In der Traditionellen Chinesischen Medizin (TCM) wird die Schleimbeutelentzündung (Bursitis) in der Hüfte als eine Störung des Energieflusses (Qi) und des Blutkreislaufs betrachtet, die durch äußere oder innere Faktoren verursacht wird. Die Schleimbeutel, die in der TCM nicht direkt als anatomische Strukturen beschrieben werden, stehen symbolisch für die harmonische Zusammenarbeit von Sehnen, Muskeln und Gelenken.

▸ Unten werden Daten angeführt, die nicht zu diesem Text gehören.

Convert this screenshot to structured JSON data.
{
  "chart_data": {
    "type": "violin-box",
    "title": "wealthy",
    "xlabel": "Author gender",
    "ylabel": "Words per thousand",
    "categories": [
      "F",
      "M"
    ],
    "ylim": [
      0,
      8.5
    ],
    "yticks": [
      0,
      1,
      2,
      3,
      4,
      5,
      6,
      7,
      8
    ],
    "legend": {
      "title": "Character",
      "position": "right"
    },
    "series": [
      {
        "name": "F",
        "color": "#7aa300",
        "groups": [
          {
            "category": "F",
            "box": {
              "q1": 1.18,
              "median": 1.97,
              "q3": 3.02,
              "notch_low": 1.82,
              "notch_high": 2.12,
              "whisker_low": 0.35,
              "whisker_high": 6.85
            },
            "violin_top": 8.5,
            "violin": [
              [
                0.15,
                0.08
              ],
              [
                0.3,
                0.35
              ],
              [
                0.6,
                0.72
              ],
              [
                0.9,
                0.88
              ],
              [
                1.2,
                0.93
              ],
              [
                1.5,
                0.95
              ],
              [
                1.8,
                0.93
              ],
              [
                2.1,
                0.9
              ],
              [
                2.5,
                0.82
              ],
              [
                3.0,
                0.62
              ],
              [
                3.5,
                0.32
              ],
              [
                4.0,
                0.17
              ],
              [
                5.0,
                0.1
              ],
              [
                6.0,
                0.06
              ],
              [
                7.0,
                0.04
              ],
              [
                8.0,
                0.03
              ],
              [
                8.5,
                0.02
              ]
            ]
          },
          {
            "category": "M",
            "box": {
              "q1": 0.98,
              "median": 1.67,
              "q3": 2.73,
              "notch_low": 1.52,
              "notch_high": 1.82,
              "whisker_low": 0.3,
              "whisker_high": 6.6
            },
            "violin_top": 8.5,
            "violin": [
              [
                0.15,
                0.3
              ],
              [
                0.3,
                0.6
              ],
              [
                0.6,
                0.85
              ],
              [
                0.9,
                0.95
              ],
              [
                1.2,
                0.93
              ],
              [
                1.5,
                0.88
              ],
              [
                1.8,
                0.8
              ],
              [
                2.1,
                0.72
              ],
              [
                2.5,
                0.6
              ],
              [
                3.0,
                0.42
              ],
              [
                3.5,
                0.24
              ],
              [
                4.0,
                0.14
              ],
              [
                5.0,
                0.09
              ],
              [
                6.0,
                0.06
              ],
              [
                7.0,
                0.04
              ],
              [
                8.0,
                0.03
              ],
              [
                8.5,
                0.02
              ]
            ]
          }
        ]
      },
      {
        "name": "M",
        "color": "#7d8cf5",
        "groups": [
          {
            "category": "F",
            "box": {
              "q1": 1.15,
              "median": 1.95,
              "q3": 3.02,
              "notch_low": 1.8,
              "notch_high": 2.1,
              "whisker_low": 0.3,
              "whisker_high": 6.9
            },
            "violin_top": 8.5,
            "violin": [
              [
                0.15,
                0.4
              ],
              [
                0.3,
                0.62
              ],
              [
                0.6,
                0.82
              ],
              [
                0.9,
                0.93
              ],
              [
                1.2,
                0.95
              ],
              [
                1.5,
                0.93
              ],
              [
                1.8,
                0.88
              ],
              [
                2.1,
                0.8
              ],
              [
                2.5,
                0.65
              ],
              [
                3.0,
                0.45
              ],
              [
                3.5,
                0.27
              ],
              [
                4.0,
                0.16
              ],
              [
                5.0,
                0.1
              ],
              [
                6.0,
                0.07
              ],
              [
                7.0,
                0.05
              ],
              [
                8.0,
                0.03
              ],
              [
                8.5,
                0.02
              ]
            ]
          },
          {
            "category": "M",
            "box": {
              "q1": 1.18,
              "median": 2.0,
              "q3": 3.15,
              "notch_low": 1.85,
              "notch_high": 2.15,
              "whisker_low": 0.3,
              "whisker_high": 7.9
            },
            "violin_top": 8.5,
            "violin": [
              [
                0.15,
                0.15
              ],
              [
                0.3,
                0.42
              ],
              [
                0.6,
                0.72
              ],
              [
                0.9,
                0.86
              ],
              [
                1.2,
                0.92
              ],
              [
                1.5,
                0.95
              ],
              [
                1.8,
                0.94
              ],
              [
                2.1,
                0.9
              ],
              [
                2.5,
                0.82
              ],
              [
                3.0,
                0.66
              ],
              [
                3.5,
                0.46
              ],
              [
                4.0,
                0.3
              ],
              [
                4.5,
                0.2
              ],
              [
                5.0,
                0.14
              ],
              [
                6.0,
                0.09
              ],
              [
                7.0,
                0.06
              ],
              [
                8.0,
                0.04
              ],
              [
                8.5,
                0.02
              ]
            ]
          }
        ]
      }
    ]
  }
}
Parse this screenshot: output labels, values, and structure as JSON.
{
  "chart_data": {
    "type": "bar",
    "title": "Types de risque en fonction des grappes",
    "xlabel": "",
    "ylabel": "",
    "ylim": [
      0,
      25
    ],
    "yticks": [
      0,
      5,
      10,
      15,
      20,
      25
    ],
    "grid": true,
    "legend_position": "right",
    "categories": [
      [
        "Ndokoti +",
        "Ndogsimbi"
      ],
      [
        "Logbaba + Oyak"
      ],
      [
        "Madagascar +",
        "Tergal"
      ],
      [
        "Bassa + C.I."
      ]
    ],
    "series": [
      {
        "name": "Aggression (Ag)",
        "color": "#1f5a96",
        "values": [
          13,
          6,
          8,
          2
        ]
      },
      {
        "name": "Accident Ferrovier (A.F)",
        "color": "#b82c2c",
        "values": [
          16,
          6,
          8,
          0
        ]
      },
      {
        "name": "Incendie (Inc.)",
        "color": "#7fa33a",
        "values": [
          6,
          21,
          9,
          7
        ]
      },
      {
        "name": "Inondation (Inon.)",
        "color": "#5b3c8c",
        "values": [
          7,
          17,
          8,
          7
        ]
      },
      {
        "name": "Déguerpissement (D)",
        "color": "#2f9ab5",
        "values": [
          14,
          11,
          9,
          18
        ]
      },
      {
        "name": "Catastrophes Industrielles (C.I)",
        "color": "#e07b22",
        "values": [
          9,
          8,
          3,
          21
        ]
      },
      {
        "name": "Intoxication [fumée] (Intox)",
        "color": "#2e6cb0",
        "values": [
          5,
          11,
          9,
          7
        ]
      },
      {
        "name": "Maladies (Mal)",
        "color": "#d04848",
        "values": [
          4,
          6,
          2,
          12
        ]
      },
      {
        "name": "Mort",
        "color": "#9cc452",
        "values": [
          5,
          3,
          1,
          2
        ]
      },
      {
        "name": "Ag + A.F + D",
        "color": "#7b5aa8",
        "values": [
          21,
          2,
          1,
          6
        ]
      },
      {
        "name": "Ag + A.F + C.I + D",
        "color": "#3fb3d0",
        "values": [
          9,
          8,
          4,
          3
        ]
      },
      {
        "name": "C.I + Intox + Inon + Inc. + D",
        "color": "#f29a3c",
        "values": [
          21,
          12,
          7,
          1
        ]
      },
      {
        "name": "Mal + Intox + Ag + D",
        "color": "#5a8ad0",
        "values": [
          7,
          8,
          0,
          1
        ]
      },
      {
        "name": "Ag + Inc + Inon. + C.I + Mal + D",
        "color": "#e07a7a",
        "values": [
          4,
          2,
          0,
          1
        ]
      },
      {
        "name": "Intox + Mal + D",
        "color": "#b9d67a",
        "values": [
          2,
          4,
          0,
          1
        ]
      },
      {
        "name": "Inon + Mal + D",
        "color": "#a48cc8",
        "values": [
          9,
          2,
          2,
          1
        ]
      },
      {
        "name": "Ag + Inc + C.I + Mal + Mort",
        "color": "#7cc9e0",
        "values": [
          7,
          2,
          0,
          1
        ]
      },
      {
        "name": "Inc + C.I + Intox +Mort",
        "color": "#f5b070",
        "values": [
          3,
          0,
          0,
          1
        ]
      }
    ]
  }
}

Eine Entzündung wird häufig auf Qi-Stagnation, Blut-Stase oder das Eindringen pathogener Faktoren wie Feuchtigkeit, Kälte oder Hitze zurückgeführt.
Qi- und Blut-Stagnation wiederholte Überlastung, Fehlhaltungen oder Verletzungen behindern den Energiefluss in den betroffenen Leitbahnen, was Schmerzen und Entzündungen zur Folge hat.
Feuchtigkeits-Kälte-Syndrom äußere Einflüsse wie Kälte und Feuchtigkeit dringen in die Meridiane ein und führen zu Schwellungen, Steifheit und Schmerzen, besonders bei Menschen, die in kalten oder feuchten Umgebungen arbeiten.
Innere Disharmonien Schwächen von Milz und Niere reduzieren die körpereigene Abwehrkraft, wodurch chronische Beschwerden wie eine wiederkehrende Bursitis begünstigt werden. Hitze-Toxine akute Entzündungen mit Rötung, Schwellung und Überwärmung werden als Ansammlung von Hitze-Toxinen interpretiert. Emotionale Faktoren wie Stress, Ärger oder Frustration können den Qi-Fluss stören und Entzündungsprozesse fördern.